Latency and eval behavior that matters
R1 spends tokens to think, and you pay for that in both latency and output-token cost. DeepSeek's own 0528 notes show average reasoning depth on AIME questions rising from roughly 12K to 23K tokens per question. Product implications:
- Time-to-first-answer is a product decision. A visible answer can arrive minutes after the request on hard prompts. If the workload is interactive chat, R1-class reasoning is the wrong default path; route only the hard cases to it.
- Budget output tokens, not requests. Cost models that assume a few hundred output tokens per call will be wrong by an order of magnitude on reasoning workloads.
- Decoding settings are not optional. The model card recommends temperature in the 0.5 to 0.7 range (0.6 with top-p 0.95 for 0528); greedy decoding degrades output and invites repetition loops.
- Benchmarks are self-reported. The numbers above are DeepSeek's published figures on the model cards. Treat them as directional and run your own task-level evals; that is the standard we apply in every model engineering engagement.
When to use it, and when not
Use DeepSeek R1 when:
- You need strong multi-step reasoning (math-adjacent logic, code synthesis, structured analysis) inside your own infrastructure boundary, with data that cannot leave.
- You want a teacher model for distillation and the license must permit it.
- Latency tolerance is measured in tens of seconds and correctness is worth the wait: batch analysis, agent planning steps, review pipelines.
Do not use it when:
- The workload is fast interactive chat or high-volume extraction. A non-reasoning model, or a small distill, is cheaper and quicker.
- You have no GPU story and were relying on DeepSeek's own API for the long term; the first-party R1 endpoint is going away as of July 2026, so plan around self-hosting or a GPU cloud from day one.
- Your compliance regime requires a vendor to stand behind the model contractually. MIT weights come with no warranty and no counterparty.
How we would architect it for a client
The pattern we reach for mirrors the privilege-aware architecture we published in our SaulLM-7B brief and built for Letti AI: the open model runs inside the client's VPC as a specialized capability, never as the whole system.
Concretely, for a regulated-data reasoning workload:
- A routing gateway classifies each request.
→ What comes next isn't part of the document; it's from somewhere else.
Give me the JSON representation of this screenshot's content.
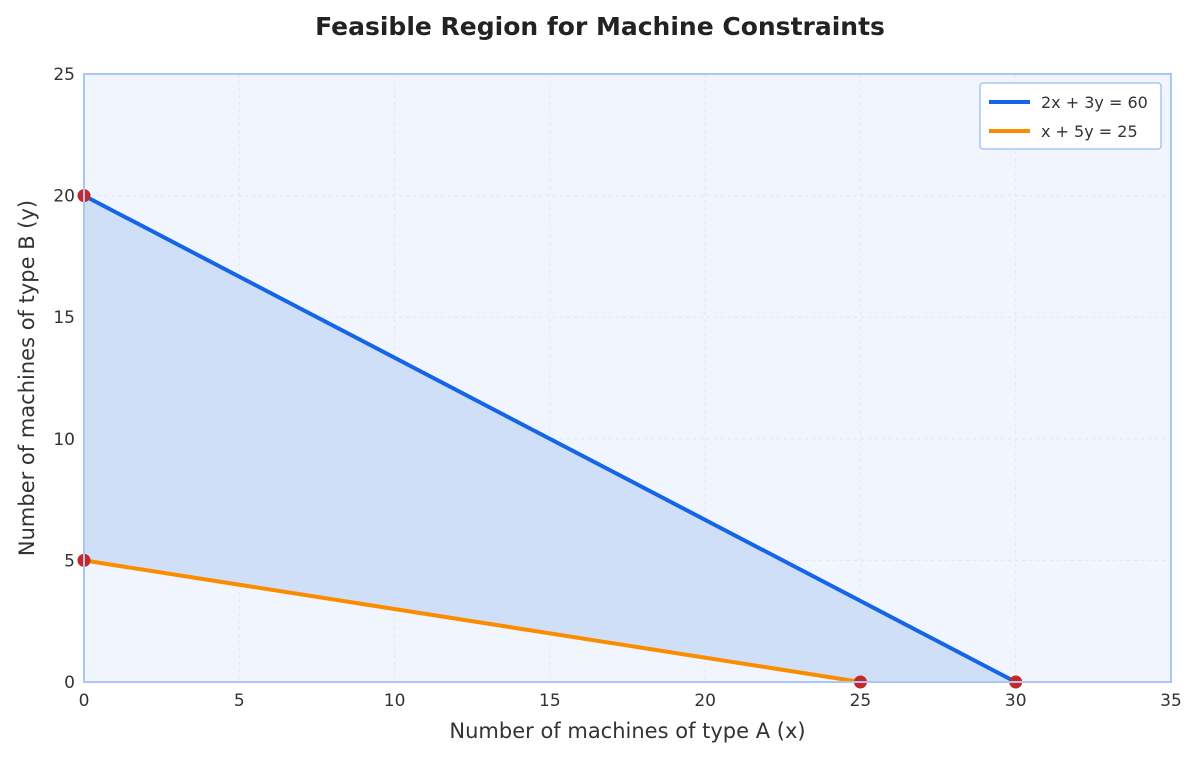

High-volume, low-difficulty traffic goes to a small model (an R1 distill or a Qwen 3 mid-size); only genuinely hard reasoning requests hit the large model. This single decision usually dominates the economics.
- R1-Distill-Qwen-32B as the sovereign workhorse on a single 80GB-class GPU in the client's sovereign cloud footprint, with the full R1 reserved for an offline eval track until the quality gap on the client's own tasks justifies the cluster.
- Reasoning-trace hygiene. R1 emits its chain of thought; we treat those traces as sensitive intermediate data (they restate the input), so they are logged under the same access controls as the source documents and never surfaced raw to end users.
- Deterministic verification after generation, the same discipline as citation checking in legal work: schema validation, unit-testable claims checked in code, and a bounded re-prompt loop. Reasoning models reduce error rates; they do not remove the need for verification.
That architecture is why the license section of this brief matters more than the benchmark section. MIT is what makes every one of those four decisions available to you at all.